Most of my nighttime dreams are funny and I wake myself up laughing. Occasionally I dream a mystery story (likely from reading so many of them) or a weird one that my dad would attribute to what I ate for supper. Seldom do I have a bad dream, but lately have had a couple. One of them was about being in a dangerous situation with nowhere to turn. I called my husband on my cell phone and instead a friend answered. Wrong number? I tried again. My husband answered but he was traveling to a far place and could not help me. I was terrified. Even though the friend sent a helicopter to rescue me, and even though this was just a dream, it revealed that I am scared of the future.

My head says God has all things in His capable hands, that He will take care of me no matter what happens concerning my husband. My heart agrees, but my emotions are not listening. As I ask the Lord for help with this, He gave me a strange verse from Psalm 149: “Let the saints be joyful in glory; let them sing aloud on their beds.”

We Christians call heaven ‘glory’ and usually think of beds as a place of rest, even that final rest in death. So it seems the order is reversed. The singing on our beds should happen first, then after we go to glory, we will continue to be joyful.

My mind goes back to my first experience as a Christian with death. It was at a time when I feared what God would ask of me now that I’d planned to follow Him. My gracious and wonderful mentor, Irene, lost her beloved husband of many years. I watched her at his grave. Her back was to me and she was leaning over it as if she wanted to be in that coffin with him. Then she turned around and I will never forget what I saw. She was absolutely radiant.

God spoke through her joy. He said to me, “See, I can give this woman joy in sorrow.

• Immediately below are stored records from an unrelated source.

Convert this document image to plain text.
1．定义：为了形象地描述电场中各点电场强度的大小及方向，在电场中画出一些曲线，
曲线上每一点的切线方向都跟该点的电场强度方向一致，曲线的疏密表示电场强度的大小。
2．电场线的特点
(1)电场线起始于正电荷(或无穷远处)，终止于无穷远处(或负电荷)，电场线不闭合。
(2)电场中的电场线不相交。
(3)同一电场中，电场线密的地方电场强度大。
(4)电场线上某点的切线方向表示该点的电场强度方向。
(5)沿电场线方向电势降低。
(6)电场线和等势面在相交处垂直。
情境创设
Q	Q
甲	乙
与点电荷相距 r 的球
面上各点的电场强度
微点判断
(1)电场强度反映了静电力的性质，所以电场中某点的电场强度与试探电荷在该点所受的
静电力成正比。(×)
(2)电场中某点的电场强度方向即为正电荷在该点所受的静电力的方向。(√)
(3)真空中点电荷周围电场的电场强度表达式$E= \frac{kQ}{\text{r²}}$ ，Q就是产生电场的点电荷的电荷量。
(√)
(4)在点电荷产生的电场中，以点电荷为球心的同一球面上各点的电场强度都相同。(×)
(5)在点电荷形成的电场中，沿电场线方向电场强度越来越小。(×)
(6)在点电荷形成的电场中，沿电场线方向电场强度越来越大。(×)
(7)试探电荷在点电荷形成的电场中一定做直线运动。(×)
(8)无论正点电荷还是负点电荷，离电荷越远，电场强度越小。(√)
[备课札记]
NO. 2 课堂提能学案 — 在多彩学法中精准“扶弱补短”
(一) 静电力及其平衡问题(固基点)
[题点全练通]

I will never take you anywhere without sustaining you in it and through it.”

Later, my pastor at that time came to visit me. He’d just been to see Irene. He told me, “I thought I would comfort her. Did I ever get a surprise! She told me that she grieved, but only because she felt sorrow for herself. Her husband was in such a wonderful place and, in her love for him, she felt great joy for his sake.”

That verse from Psalm 149 is a rebuke to me in some ways. Instead of being concerned for myself, I need to be thinking about my husband. He is traveling to a far place. Is he afraid? What can I do to help him? God says that he can sing aloud on his bed. Can I encourage that?

Last night he was up at 2:00 a.m. working on a Sunday school lesson. He could not sleep, but he needs his sleep. This was not normal, but he didn’t seem anxious, at least not as anxious as I was. In bed or not, he seemed joyful.

Upon reflection, this verse is as much for me as it is about him. While I probably won’t sing aloud on my bed (my terrible singing voice would disturb the neighbors), I can think about and be glad that both of us know Jesus. No matter how challenging our lives are, that is cause for joy.

Not only that, even though the future seems to include sorrow and tears, that will be only a very short time. Eventually, together, we will rejoice in glory forever.

2 comments:

Anonymous said...

Elsie, that is a profound post--I thank you for sharing your heart, and I pray for you both, yet again.

Elsie Montgomery said...

Your prayers are so appreciated. I'm sad that we didn't get a chance to visit when you were here. How are you doing? You look great!